Kim Gammage, Rachel Arnold, Lori Dithurbide, Alison Ede, Karl Erickson, Blair Evans, Larkin Lamarche, Sean Locke, Eric Martin and Kathleen Wilson
Connie L. Tompkins, Erin K. Shoulberg, Lori E. Meyer, Caroline P. Martin, Marissa Dennis, Allison Krasner and Betsy Hoza
Background: According to the US Institute of Medicine guideline, preschool-aged children should participate in ≥15 minutes of physical activity (PA) per hour or 3 hours per day over 12 hours. Examinations of PA guideline compliance to date averaged time spent in PA over several days; however, children could exceed the guideline on some days and not on others. Therefore, this cross-sectional study examined PA guideline compliance in preschool children based on number of minutes per hour (average method) and percentage of days the guideline was met (everyday method).
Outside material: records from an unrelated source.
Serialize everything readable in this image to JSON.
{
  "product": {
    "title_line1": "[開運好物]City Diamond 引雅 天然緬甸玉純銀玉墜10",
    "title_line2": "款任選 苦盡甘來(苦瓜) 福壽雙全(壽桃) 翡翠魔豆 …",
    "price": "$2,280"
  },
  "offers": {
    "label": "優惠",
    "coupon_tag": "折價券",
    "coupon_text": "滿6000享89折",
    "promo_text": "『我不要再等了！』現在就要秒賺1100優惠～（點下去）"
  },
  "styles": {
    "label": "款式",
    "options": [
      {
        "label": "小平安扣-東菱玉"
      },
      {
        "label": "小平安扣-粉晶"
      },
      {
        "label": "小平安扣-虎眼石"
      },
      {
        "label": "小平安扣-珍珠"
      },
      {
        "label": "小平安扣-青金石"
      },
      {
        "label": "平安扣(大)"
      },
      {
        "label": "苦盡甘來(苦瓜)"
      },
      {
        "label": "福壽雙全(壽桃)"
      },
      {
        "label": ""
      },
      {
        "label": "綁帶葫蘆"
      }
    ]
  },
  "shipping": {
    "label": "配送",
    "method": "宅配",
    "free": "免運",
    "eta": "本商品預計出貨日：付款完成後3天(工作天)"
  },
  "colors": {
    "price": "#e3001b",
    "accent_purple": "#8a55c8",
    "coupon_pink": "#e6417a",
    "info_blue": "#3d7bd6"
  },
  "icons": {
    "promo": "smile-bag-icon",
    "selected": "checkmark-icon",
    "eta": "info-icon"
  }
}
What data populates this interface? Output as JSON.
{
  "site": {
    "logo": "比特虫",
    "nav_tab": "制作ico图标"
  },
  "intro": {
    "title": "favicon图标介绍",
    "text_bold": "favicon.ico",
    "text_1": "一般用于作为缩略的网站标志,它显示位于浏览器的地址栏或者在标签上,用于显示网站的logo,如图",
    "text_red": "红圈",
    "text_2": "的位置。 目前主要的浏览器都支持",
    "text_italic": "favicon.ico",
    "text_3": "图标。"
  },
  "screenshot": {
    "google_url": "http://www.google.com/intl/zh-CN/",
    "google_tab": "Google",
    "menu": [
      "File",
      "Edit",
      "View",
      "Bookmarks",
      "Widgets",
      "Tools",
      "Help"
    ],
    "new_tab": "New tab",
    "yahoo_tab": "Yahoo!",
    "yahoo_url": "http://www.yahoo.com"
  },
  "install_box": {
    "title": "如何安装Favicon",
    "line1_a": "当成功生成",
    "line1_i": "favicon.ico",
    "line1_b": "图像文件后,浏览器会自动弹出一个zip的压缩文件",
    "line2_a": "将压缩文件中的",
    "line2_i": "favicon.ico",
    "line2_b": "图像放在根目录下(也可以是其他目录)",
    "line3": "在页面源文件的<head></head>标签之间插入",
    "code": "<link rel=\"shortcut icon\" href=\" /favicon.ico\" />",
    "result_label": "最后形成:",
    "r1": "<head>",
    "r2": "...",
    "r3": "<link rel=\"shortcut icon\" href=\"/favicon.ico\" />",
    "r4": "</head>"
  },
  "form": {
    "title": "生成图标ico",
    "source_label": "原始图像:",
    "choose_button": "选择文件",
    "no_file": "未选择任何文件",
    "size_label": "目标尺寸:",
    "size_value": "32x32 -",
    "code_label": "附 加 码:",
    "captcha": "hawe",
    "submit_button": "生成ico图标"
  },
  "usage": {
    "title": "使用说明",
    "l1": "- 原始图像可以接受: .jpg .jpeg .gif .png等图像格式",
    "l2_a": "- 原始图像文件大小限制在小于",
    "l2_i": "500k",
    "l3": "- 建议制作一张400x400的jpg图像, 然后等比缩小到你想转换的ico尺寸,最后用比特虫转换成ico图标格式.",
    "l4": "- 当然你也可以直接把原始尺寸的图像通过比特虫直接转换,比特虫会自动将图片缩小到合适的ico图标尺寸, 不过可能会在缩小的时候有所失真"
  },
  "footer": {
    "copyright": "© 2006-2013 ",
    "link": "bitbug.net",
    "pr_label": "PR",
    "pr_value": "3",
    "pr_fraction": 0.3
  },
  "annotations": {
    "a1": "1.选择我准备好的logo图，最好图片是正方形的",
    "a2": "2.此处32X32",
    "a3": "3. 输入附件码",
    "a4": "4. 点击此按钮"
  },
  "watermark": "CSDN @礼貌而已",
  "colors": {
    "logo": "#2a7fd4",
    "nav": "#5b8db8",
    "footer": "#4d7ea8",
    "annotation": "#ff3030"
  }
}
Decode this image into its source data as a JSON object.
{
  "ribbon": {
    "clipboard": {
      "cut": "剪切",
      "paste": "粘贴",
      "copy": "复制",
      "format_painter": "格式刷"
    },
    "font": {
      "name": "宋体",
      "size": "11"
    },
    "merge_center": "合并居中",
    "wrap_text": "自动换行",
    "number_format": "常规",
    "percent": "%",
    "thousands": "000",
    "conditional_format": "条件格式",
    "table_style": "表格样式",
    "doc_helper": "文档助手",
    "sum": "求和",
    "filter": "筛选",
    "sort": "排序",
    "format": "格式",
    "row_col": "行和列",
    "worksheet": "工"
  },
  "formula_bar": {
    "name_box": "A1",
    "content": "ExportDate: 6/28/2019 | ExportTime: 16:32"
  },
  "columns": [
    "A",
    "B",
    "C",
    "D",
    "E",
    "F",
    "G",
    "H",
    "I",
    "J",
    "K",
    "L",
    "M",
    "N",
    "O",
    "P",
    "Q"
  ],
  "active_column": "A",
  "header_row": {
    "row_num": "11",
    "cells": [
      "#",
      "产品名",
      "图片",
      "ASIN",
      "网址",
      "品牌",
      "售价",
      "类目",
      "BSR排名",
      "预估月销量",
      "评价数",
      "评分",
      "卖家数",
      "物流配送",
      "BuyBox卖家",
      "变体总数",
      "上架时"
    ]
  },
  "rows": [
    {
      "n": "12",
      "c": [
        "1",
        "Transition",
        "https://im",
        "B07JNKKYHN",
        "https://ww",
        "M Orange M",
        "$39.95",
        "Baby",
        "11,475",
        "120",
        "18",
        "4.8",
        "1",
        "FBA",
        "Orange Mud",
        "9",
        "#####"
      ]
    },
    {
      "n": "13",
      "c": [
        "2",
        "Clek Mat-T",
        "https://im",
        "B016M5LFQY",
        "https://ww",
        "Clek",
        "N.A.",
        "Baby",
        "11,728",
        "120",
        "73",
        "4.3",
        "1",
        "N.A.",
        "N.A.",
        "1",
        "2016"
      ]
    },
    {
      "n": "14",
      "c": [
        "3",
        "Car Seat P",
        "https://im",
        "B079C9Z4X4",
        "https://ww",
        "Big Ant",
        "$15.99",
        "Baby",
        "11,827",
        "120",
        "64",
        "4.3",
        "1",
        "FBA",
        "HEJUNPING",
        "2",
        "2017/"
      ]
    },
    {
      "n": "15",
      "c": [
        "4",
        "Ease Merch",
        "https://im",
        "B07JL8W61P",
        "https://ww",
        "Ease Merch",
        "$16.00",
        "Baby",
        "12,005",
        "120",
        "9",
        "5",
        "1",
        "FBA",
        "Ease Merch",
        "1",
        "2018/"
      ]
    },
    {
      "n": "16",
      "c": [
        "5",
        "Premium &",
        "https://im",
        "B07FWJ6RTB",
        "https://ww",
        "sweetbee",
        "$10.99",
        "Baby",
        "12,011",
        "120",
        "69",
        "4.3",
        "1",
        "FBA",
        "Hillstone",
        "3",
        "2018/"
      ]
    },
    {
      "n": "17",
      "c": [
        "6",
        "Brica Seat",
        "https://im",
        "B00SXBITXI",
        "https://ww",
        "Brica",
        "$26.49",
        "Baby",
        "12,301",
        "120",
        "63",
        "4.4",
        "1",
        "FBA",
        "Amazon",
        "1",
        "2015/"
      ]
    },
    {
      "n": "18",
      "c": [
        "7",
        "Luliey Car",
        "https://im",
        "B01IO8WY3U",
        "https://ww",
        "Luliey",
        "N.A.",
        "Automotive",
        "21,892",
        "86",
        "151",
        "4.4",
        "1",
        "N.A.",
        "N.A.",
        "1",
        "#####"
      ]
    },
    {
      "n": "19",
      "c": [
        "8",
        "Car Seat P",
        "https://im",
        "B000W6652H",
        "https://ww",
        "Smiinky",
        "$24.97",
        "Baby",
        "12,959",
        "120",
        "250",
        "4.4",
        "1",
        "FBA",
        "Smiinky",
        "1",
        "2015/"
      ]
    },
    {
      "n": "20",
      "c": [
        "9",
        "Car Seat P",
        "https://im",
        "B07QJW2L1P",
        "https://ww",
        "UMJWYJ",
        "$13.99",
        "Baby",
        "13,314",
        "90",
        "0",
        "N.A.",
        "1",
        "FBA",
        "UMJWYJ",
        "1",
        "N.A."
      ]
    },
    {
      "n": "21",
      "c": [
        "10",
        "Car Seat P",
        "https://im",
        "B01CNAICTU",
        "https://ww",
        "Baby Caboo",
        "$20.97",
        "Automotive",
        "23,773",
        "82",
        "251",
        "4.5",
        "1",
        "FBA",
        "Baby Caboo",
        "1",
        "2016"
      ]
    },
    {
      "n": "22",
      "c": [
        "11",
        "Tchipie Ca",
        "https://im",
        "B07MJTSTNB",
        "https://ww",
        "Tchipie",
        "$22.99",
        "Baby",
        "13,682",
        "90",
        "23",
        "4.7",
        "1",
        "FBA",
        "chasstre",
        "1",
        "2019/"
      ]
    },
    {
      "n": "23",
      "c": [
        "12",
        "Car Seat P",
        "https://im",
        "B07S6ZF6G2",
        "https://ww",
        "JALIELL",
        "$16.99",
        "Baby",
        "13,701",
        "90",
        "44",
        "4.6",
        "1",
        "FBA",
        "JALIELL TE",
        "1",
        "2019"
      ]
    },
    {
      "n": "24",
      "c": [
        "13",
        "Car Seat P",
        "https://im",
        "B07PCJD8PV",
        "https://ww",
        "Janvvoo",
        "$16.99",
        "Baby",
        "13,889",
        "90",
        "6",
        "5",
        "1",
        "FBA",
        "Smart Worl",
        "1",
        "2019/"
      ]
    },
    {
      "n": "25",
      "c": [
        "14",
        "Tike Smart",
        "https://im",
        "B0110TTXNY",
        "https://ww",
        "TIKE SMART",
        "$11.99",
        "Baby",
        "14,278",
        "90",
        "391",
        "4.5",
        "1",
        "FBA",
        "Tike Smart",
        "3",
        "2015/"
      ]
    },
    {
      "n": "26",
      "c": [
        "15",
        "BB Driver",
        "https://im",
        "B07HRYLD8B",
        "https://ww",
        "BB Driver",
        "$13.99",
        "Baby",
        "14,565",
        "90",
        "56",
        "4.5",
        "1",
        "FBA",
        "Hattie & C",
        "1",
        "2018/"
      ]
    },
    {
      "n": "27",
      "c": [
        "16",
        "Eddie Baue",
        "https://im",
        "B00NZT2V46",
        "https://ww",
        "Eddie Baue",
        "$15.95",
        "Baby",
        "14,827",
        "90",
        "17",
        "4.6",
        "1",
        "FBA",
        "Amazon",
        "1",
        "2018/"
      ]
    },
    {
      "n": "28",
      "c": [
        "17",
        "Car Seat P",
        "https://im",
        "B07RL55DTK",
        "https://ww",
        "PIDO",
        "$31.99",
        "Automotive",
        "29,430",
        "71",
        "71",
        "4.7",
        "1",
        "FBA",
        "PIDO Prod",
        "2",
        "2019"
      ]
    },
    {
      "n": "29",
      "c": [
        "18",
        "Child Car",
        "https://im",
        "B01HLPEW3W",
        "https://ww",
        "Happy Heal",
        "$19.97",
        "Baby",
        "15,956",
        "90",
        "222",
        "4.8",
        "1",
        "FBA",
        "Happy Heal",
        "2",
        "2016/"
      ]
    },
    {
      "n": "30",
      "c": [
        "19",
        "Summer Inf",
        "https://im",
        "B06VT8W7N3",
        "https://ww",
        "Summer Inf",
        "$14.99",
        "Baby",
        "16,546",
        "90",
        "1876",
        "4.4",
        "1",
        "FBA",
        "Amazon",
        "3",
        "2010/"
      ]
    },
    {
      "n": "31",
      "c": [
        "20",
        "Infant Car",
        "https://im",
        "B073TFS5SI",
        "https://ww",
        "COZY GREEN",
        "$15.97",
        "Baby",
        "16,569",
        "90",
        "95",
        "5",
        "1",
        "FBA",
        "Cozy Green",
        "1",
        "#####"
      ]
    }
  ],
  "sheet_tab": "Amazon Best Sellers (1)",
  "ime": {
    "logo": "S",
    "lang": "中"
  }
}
Methods: PA was measured by accelerometry during the preschool day for up to 10 days in 177 children (59.3% males, M age = 4.23). Minutes per hour and percentage of time in light, moderate to vigorous, and total PAs were calculated. Percentage of days in compliance was determined by number of days in compliance (defined as the child active on average ≥15 min/h) divided by total accelerometer days. Results: Children engaged in PA, on average, 17.01 minutes per hour, suggesting that on average, children are meeting the guideline. However, children were only in compliance with the PA guideline 62.41% of assessment days. Conclusions: Findings demonstrate the importance of examining compliance with both the average and everyday methods to more accurately portray level of Institute of Medicine PA guideline compliance.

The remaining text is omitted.